Tempo Intervals from ACE Fit

This workout alternates between somewhat high-intensity intervals and moderate-intensity intervals in a 60 minute workout. ACE Fit recommends practicing this routine once a week.

Start by warming up with 10 minutes of spinning at 70 to 100 rpm at RPE 3 or 4. Complete three intervals of two minutes each at 80 to 100 rpm at RPE 5, with five minutes of recovery at 70 to 80 rpm at RPE 3 to 4 between each interval. Then, cycle two more intervals at the same intensity, but this time for three minutes and separated by a six-minute recovery. Cool down for 11 minutes at 70 to 100 rpm at RPE 3 to 4.

Steady State Intervals from Bicycling

This exercise has you working just below the lactate threshold.

After a brief warm-up, complete three intervals lasting six minutes of 90 to 95 rpm at 86 to 90 percent of your time-trial power. Spend six minutes recovering between each one. As you progress, you can increase the length of the intervals, although not the difficulty, first to eight minutes and then to 10 minutes.

An alternative way to use steady state intervals is to begin by cycling an interval at the same intensity as above for two minutes. Increase your effort to the maximum you can sustain for one minute before returning to the steady state for a further two minutes. Continue this pattern for nine minutes. You should complete three of these intervals with six minutes of easy spinning for recovery between each interval.

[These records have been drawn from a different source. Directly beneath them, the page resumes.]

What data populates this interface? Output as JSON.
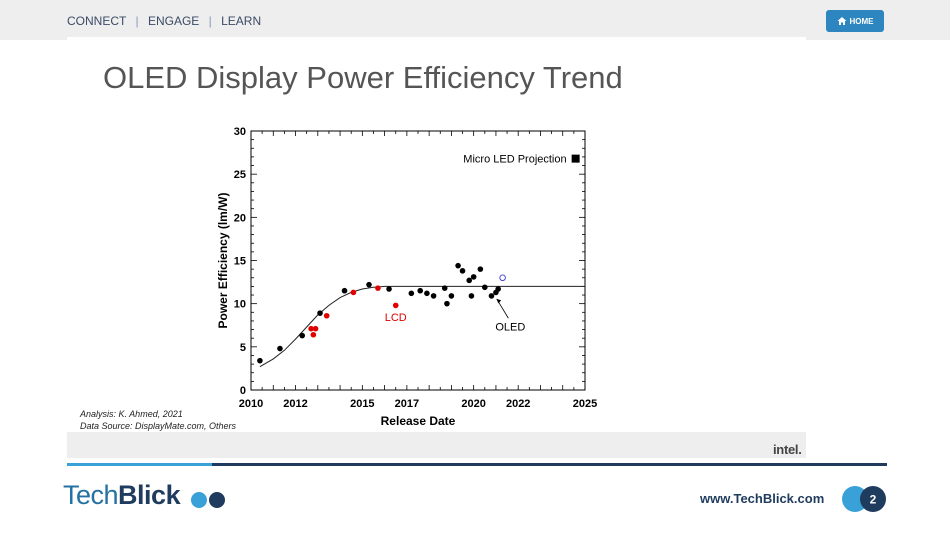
{
  "nav": {
    "items": [
      "CONNECT",
      "ENGAGE",
      "LEARN"
    ]
  },
  "home_button": {
    "label": "HOME",
    "icon": "home-icon"
  },
  "slide": {
    "title": "OLED Display Power Efficiency Trend",
    "analysis_note": "Analysis: K. Ahmed, 2021",
    "source_note": "Data Source: DisplayMate.com, Others",
    "footer_logo": "intel."
  },
  "footer": {
    "brand_part1": "Tech",
    "brand_part2": "Blick",
    "website": "www.TechBlick.com",
    "page_number": "2"
  },
  "colors": {
    "accent": "#2e86c1",
    "navy": "#1f3b5e",
    "oled": "#000000",
    "lcd": "#e00000",
    "projection": "#3a3ad0"
  },
  "chart_data": {
    "type": "scatter",
    "xlabel": "Release Date",
    "ylabel": "Power Efficiency (lm/W)",
    "xticks": [
      "2010",
      "2012",
      "2015",
      "2017",
      "2020",
      "2022",
      "2025"
    ],
    "yticks": [
      "0",
      "5",
      "10",
      "15",
      "20",
      "25",
      "30"
    ],
    "xlim": [
      2010,
      2025
    ],
    "ylim": [
      0,
      30
    ],
    "legend": {
      "label": "Micro LED Projection",
      "position": "top-right"
    },
    "annotations": [
      {
        "text": "LCD",
        "x": 2016.5,
        "y": 8.6
      },
      {
        "text": "OLED",
        "x": 2021.2,
        "y": 7.5
      }
    ],
    "series": [
      {
        "name": "OLED",
        "color": "#000000",
        "points": [
          [
            2010.4,
            3.4
          ],
          [
            2011.3,
            4.8
          ],
          [
            2012.3,
            6.3
          ],
          [
            2013.1,
            8.9
          ],
          [
            2014.2,
            11.5
          ],
          [
            2015.3,
            12.2
          ],
          [
            2016.2,
            11.7
          ],
          [
            2017.2,
            11.2
          ],
          [
            2017.6,
            11.5
          ],
          [
            2017.9,
            11.2
          ],
          [
            2018.2,
            10.9
          ],
          [
            2018.7,
            11.8
          ],
          [
            2018.8,
            10.0
          ],
          [
            2019.0,
            10.9
          ],
          [
            2019.3,
            14.4
          ],
          [
            2019.5,
            13.8
          ],
          [
            2019.8,
            12.7
          ],
          [
            2019.9,
            10.9
          ],
          [
            2020.0,
            13.1
          ],
          [
            2020.3,
            14.0
          ],
          [
            2020.5,
            11.9
          ],
          [
            2020.8,
            10.9
          ],
          [
            2021.0,
            11.3
          ],
          [
            2021.1,
            11.7
          ]
        ]
      },
      {
        "name": "LCD",
        "color": "#e00000",
        "points": [
          [
            2012.7,
            7.1
          ],
          [
            2012.8,
            6.4
          ],
          [
            2012.9,
            7.1
          ],
          [
            2013.4,
            8.6
          ],
          [
            2014.6,
            11.3
          ],
          [
            2015.7,
            11.8
          ],
          [
            2016.5,
            9.8
          ]
        ]
      },
      {
        "name": "Projection",
        "color": "#3a3ad0",
        "hollow": true,
        "points": [
          [
            2021.3,
            13.0
          ]
        ]
      }
    ],
    "fit_curve": [
      [
        2010.4,
        2.7
      ],
      [
        2011,
        3.6
      ],
      [
        2011.5,
        4.6
      ],
      [
        2012,
        5.9
      ],
      [
        2012.5,
        7.3
      ],
      [
        2013,
        8.7
      ],
      [
        2013.5,
        9.8
      ],
      [
        2014,
        10.7
      ],
      [
        2014.5,
        11.3
      ],
      [
        2015,
        11.7
      ],
      [
        2015.5,
        11.9
      ],
      [
        2016,
        12.0
      ],
      [
        2017,
        12.0
      ],
      [
        2018,
        12.0
      ],
      [
        2020,
        12.0
      ],
      [
        2022,
        12.0
      ],
      [
        2024,
        12.0
      ],
      [
        2025.3,
        12.0
      ]
    ]
  }
}
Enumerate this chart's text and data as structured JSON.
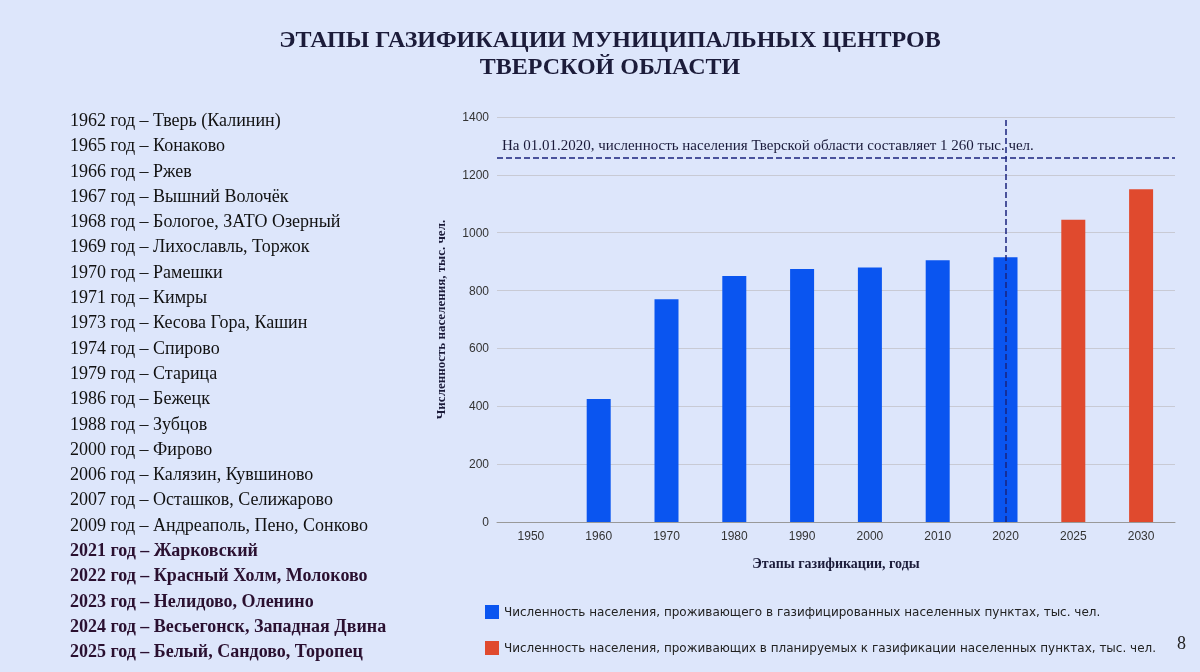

Wattage Hold from Triathlete

Unlike other interval workouts, the wattage hold does not have a set duration; instead, you cycle at a specific wattage until you can no longer continue.

After a warm-up of gentle spinning, begin cycling at a wattage that you think you can sustain for a maximum duration of five minutes. Stop at a minute marker when you cannot continue for another full minute. Repeat the workout in two to three weeks and see if you can add an extra minute of cycling to the same wattage.

Tabata Intervals from Triathlete

Tabata intervals are the most time-efficient workouts ever created and can be practiced through indoor cycling in the following exercise.

Begin with a five minute warm-up of easy spinning. Then, increase the tension or gear ratio and sprint for 20 seconds, resting for just 10 seconds before beginning the next interval. Aim to complete a total of eight intervals in this way. A cool down of easy spinning at the end of your workout is optional.

Power Intervals from Bicycling

Another short and very challenging indoor cycling workout at maximum effort, these power intervals are effective because they do not provide you with enough time to recover between sprints. The number of sets you should complete will depend on your experience level: beginners should aim for just two, intermediate cyclists can try for four, and advanced athletes can go for five. If you cannot maintain your power output throughout each set to within 12 percent, try cycling fewer sets.

Begin with a warm-up of gentle spinning. Cycle a set of four intervals of 60 seconds at all-out effort with 90-second recovery between each one. Separate each set of four intervals with a six-minute recovery of easy spinning.

Given the many benefits of interval training for endurance athletes, interval is a great way to amp up your current indoor cycling routine. Give one of these workouts a try and see what you think!